The month of March saw me being asked by Michael Howard to concentrate on my role as Shadow Minister for London in the period leading up to the June 10 elections. I relinquished my role in the Opposition Whips office with some sorrow as I had thoroughly enjoyed the last nine months as a Whip and had learned a great deal about the workings of Parliament.
My diary commitments changed a great deal because I was no longer involved in day-to-day activities in the chamber as an Opposition Whip. This gave me a chance to catch up and meet with a number of the newly selected parliamentary candidates in the London area and to take up more speaking engagements in Greater London and the suburbs. These included events in Brent, Kingston and Orpington.
In my constituency the month of March showed once again the efforts put in by the various Wards for fund-raising and political meetings. I attended dinners and other events in Knightsbridge & Belgravia Ward; the Marylebone High Street Ward the Bryanston & Dorset Square Ward as well as a joint political event with the Bryanston and City of London Wards.
Universities featured strongly in my month as well. Not only was the important debate on tuition fees continuing in the House but I was a guest at the University College of London dinner and the City University’s Chancellor’s dinner as well as being asked to address the Conservative Group at Imperial College. As an Oxford graduate the month did not end on a high note with my standing on Thames towpath watching Cambridge speed home in the Boat Race.
The City of London also held its fair share of events at which I was invited to speak this month including the Drapers Company Livery Dinner and a meeting with the British Venture Capital Association. One important dinner within the constituency which I could enjoy without having to speak was the Annual Civic reception of Westminster City Council.
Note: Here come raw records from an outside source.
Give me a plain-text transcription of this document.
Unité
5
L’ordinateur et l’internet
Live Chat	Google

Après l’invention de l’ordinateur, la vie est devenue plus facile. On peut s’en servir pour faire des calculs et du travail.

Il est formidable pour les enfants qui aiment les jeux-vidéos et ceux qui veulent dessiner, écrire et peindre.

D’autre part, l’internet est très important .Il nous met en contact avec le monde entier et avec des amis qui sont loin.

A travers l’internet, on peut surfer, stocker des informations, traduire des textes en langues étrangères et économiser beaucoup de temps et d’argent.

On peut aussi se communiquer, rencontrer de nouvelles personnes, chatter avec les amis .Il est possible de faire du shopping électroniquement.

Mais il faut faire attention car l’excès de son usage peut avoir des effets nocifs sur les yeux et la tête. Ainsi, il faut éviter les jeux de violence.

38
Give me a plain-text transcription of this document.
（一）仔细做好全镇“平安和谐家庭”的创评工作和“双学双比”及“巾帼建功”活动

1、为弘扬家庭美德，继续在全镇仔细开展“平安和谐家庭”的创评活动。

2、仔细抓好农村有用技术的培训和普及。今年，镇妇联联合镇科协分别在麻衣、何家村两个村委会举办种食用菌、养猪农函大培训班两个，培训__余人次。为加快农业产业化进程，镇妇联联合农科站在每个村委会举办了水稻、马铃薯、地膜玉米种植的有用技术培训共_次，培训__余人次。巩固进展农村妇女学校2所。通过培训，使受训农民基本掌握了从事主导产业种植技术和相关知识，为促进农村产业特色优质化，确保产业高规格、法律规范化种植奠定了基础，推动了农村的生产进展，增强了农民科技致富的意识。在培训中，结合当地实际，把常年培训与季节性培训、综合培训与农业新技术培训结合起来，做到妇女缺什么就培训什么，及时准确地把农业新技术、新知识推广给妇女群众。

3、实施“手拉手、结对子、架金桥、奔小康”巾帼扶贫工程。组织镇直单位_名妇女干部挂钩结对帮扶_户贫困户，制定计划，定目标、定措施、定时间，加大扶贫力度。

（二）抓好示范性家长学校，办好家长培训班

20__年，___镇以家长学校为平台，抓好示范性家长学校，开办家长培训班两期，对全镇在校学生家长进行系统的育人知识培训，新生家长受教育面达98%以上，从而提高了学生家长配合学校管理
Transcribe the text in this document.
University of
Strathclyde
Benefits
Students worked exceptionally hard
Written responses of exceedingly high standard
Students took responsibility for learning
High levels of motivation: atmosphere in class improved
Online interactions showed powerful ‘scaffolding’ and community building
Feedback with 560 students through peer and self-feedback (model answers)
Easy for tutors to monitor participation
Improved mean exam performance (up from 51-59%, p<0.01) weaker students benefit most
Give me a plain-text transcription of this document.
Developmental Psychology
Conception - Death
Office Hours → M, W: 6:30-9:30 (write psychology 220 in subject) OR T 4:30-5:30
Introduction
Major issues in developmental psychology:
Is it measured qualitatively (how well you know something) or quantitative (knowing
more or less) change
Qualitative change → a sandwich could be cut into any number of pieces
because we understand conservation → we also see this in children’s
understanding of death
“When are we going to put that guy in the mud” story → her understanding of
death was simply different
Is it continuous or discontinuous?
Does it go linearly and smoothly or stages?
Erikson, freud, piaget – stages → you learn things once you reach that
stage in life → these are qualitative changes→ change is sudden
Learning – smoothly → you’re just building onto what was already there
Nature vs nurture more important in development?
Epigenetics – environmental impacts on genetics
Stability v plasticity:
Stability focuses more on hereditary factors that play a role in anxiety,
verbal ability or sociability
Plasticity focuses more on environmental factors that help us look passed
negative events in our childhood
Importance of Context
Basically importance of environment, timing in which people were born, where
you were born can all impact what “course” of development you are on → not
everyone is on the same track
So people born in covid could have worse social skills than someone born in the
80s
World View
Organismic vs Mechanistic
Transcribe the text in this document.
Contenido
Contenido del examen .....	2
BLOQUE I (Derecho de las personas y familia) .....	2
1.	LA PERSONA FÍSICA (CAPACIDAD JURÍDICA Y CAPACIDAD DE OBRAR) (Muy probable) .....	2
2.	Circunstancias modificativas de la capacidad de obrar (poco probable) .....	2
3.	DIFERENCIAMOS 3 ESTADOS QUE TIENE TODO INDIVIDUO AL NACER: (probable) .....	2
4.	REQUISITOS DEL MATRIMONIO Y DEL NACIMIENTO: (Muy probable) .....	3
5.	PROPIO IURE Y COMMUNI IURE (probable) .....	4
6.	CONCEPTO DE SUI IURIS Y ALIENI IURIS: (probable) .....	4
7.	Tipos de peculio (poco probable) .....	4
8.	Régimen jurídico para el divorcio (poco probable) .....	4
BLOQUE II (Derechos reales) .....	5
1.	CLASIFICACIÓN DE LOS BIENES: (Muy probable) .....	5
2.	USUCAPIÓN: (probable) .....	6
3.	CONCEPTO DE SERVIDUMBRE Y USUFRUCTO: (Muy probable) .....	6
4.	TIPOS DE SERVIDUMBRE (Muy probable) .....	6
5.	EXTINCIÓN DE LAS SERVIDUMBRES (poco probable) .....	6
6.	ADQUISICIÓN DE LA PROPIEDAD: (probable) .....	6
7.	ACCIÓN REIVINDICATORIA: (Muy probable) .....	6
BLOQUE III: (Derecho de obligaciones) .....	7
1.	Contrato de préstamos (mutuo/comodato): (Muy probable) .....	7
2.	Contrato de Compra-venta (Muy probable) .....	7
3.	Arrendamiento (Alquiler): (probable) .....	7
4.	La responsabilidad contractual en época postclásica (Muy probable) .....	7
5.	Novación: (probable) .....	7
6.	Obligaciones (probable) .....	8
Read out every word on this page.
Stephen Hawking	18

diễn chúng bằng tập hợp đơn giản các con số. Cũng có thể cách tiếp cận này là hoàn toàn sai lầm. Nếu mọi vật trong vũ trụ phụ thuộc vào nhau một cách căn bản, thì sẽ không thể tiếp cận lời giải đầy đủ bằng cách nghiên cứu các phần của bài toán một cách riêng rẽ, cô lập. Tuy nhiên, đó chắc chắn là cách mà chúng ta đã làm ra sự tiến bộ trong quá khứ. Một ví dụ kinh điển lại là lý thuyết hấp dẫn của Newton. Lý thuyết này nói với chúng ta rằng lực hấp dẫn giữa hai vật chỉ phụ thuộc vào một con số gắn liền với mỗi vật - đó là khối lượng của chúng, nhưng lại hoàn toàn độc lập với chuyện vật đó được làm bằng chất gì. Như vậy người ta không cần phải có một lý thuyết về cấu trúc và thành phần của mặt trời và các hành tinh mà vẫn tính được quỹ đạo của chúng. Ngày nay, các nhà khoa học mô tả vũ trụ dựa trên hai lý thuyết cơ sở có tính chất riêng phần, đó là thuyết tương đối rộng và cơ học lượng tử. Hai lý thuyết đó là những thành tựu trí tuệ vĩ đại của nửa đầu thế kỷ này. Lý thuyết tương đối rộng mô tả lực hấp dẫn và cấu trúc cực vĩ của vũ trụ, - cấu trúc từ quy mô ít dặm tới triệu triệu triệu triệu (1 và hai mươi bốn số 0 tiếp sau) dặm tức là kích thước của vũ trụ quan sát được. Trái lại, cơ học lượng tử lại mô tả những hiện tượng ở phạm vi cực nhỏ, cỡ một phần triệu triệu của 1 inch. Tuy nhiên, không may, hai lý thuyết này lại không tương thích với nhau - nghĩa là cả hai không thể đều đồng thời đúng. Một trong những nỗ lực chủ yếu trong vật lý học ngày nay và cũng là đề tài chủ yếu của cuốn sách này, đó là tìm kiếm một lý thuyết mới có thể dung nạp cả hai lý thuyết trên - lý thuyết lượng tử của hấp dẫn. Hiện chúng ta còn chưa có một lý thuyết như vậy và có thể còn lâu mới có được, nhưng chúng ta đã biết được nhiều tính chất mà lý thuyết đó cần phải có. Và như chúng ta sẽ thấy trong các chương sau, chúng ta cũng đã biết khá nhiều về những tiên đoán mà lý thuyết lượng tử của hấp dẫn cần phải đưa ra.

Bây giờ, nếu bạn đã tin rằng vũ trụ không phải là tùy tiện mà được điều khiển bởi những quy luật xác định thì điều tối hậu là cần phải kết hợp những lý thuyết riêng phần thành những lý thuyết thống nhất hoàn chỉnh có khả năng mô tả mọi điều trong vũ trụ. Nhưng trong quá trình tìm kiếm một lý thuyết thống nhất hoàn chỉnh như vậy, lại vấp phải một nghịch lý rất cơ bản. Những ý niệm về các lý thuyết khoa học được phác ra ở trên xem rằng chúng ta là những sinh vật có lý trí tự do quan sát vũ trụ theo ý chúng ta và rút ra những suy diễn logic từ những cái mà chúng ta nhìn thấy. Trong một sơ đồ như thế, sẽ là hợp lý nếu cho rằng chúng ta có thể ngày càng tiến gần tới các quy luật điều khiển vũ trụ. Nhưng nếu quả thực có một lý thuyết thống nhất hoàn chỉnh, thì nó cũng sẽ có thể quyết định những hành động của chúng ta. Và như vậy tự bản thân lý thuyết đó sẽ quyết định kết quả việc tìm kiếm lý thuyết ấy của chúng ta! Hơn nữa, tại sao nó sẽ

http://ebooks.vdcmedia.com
Looking back at the number of weekday events I attended during March I was able to show many of the newly selected London parliamentary candidates that life as a London MP can mean that enjoying a non-political social life during the week is extremely difficult. My other piece of advice that I am able to give now is to make sure that the men have more than one dinner suit but I have stayed well clear of offering any dress advice to the ten women already selected as parliamentary candidates for the London seats. We men certainly have it easy, being able to wear the same outfits week after week without creating any comment – I fear that is less true for ladies in the public gaze.